Let me tell you what I saw of Generation A at PorcFest X.

Generation A is self determined. They don’t ask for forgiveness or permission. They offer and negotiate. I was selling t-shirts from BitcoinNotBombs.com, and lapel pins from ShinyBadges.com. I was also giving away all kinds of promotional items from MassAppealInc.com. A handful of these Generation A kids approached me and offered to sell them for me for a commission. Some wanted merchandise as compensation, others wanted cash. By the end of the week 20% emerged as a market standard. One girl wanted to sell t-shirts, but an hour later she came back because they weren’t selling. So she grabbed all my free promotional stuff (pens, stickers, flash lights, bottle openers, etc), and proceeded to sell it around the campgrounds.
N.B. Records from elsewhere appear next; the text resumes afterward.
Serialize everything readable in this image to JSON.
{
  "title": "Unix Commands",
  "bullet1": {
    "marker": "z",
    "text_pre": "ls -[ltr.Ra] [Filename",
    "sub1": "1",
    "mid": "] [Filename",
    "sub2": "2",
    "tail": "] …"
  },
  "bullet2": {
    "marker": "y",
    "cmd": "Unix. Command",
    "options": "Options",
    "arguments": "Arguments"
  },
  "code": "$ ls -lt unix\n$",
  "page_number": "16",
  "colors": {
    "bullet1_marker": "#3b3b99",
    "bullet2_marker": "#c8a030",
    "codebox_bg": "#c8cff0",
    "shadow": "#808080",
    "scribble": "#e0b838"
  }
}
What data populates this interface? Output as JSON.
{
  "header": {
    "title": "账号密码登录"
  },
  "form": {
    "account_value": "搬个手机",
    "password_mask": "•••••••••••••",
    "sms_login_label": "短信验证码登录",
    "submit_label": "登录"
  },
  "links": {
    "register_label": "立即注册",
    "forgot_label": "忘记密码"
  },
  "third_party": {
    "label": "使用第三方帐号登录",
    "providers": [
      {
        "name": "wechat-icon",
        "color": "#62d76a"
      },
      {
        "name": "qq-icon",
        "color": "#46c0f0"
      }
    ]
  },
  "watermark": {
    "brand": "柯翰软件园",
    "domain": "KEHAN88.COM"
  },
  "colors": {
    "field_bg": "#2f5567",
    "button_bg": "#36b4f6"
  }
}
Think of the business acumen involved here? She knew the cut she wanted. She recognized market saturation and independently changed her strategy. She saw a market opportunity and brought the product where the demand was highest. And she set her own prices. I know adults that don’t have the self determination to do that. I offered her a raise if I could have her on retainer for future events.
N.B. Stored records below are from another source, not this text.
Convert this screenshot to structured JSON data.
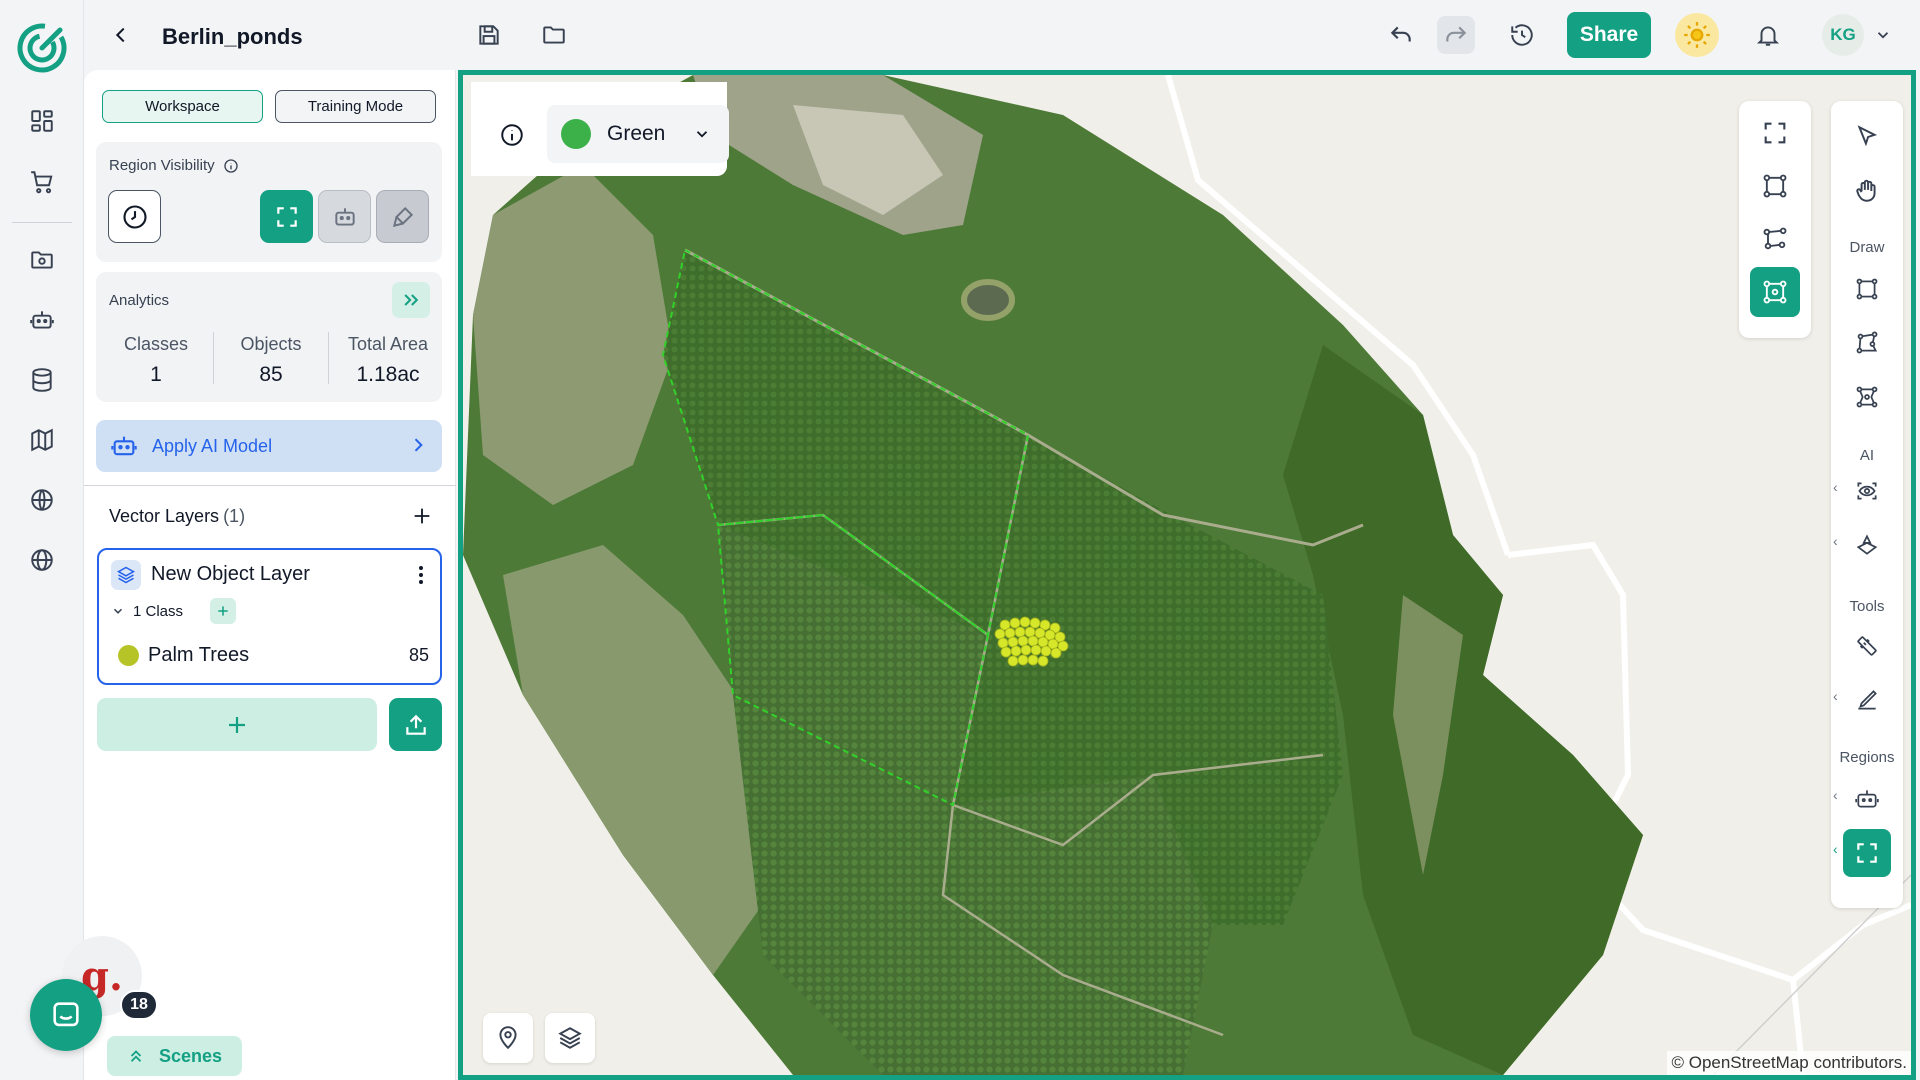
{
  "app": {
    "project_title": "Berlin_ponds",
    "share_label": "Share",
    "user_initials": "KG"
  },
  "panel": {
    "modes": [
      {
        "label": "Workspace",
        "active": true
      },
      {
        "label": "Training Mode",
        "active": false
      }
    ],
    "region_visibility": {
      "title": "Region Visibility"
    },
    "analytics": {
      "title": "Analytics",
      "stats": [
        {
          "label": "Classes",
          "value": "1"
        },
        {
          "label": "Objects",
          "value": "85"
        },
        {
          "label": "Total Area",
          "value": "1.18ac"
        }
      ]
    },
    "ai_model_label": "Apply AI Model",
    "vector_layers": {
      "title": "Vector Layers",
      "count": "(1)",
      "layers": [
        {
          "name": "New Object Layer",
          "class_toggle": "1 Class",
          "classes": [
            {
              "name": "Palm Trees",
              "count": "85",
              "color": "#b7c427"
            }
          ]
        }
      ]
    },
    "scenes_label": "Scenes",
    "notification_count": "18",
    "widget_glyph": "g."
  },
  "map": {
    "color_mode": "Green",
    "color_mode_swatch": "#3cb14a",
    "attribution": "© OpenStreetMap contributors.",
    "toolbar_sections": {
      "draw": "Draw",
      "ai": "AI",
      "tools": "Tools",
      "regions": "Regions"
    }
  },
  "colors": {
    "accent": "#14a083",
    "link_blue": "#2563eb",
    "class_color": "#b7c427"
  }
}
Generation A recognizes no authority. They transcend status. They transcend age. They transcend expectations. I don’t even want to call them “teenagers” because when I was young that was a term that meant I was too young to be taken seriously and going through a phase where I thought I knew better than my elders. Well, these teenagers probably do know better than their elders. Talking to these teenagers, it’s immediately apparent that they are functioning at an adult level, and above the level of many adults. They make fools of adults who treat them like children. One kid was locked in a heated battle protesting school uniforms and winning, organizing petitions, investigating legal precedents, and running intellectual circles around the school administrators. She is also on her way to being a completely self taught graphic artist. After toying around with some graphics programs for 7 months she’s already producing complex professional level work, including tutorials for other artists. Speaking as a graphic artist myself, she is intuitively developing the same techniques that I struggled with in collage, and she’s not going to wait around for school to tell her what she can learn.
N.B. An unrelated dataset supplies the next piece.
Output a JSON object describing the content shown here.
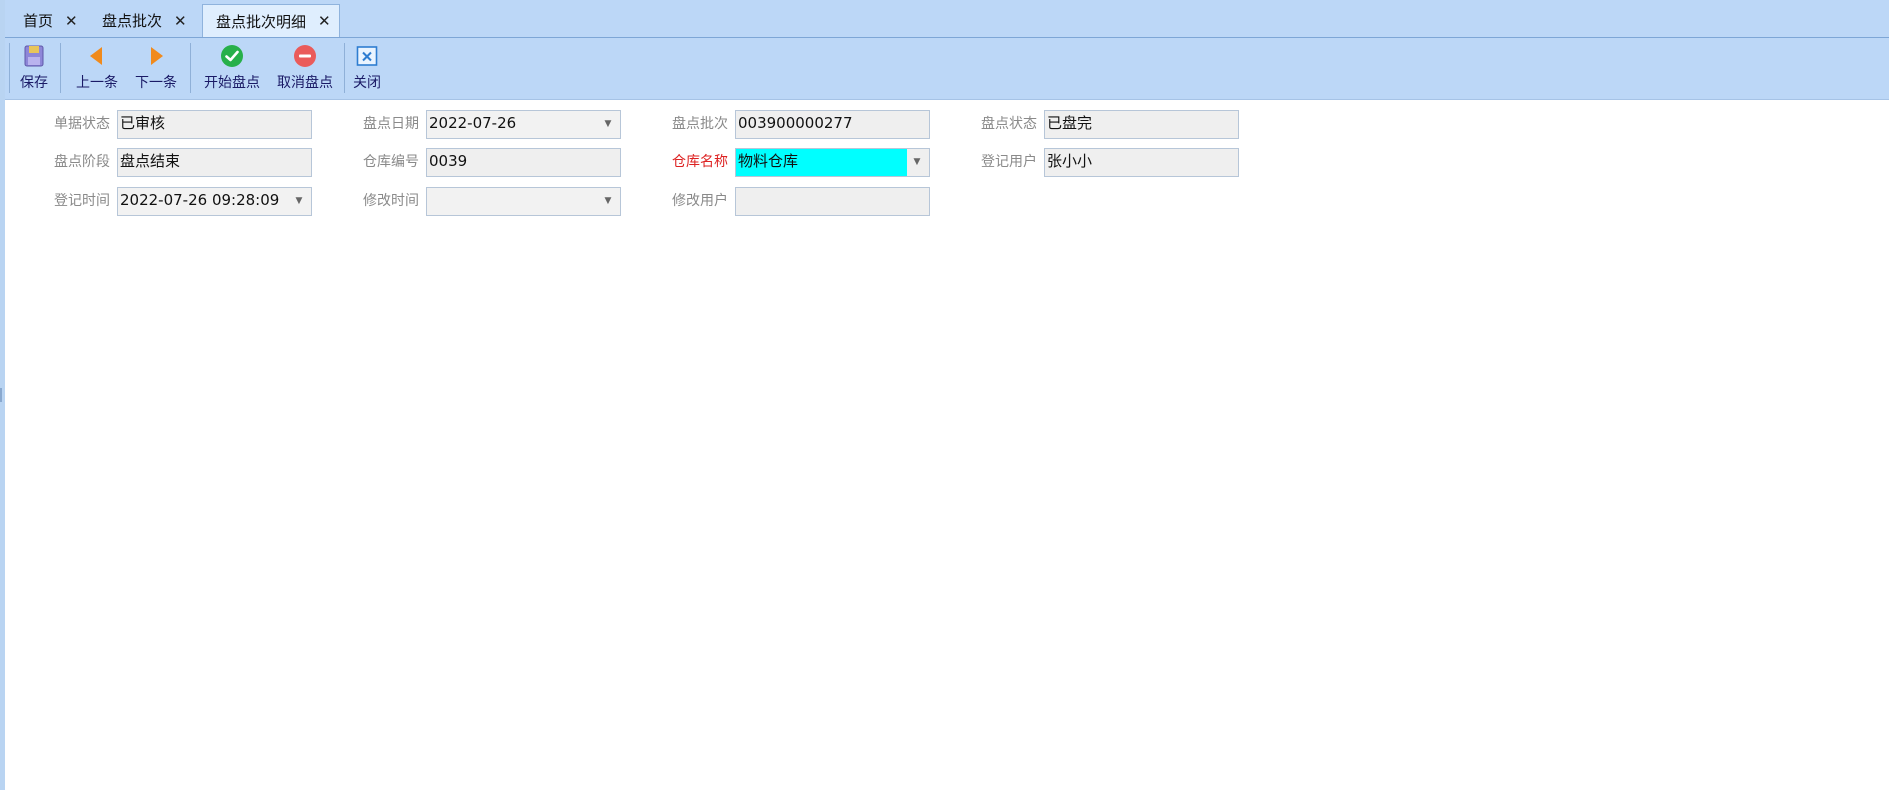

Generation A respects their parents. I’m not talking about some kind of subservient Old Testament “honor thy mother and father.” I’m talking about authentic mutual admiration. The parents of Generation A have earned the respect of their children by raising them with respect. They are treated as full fledged human beings and not as pets that talk, and in return they treat their parents as full fledged human beings and not as meal tickets. Above all else parenting is probably the defining characteristic between Generation A and Generation Z. Parents who treat their children as subjects and slaves to parental authority raise adults who are prepped to live and subjects and slaves to State power. But children who are treated as sovereign individuals grow up to be adults who are ready to be free and independent.

So, maybe liberty is a multi-generational project, but if Generation A is any indication it may still be in our lifetime.


About the Author: Davi Barker

In grade school Davi refused to recite the pledge of allegiance because he didn't understand what it meant. He was ordered to do as he was told. In college he spent hours scouring through the congressional record trying to understand this strange machine. That's where he discovered Dr. Ron Paul. In 2007 he joined the End The Fed movement and found a political home with the libertarians. The Declaration of Independence claims that the government derives its power “from the consent of the governed." He does not consent.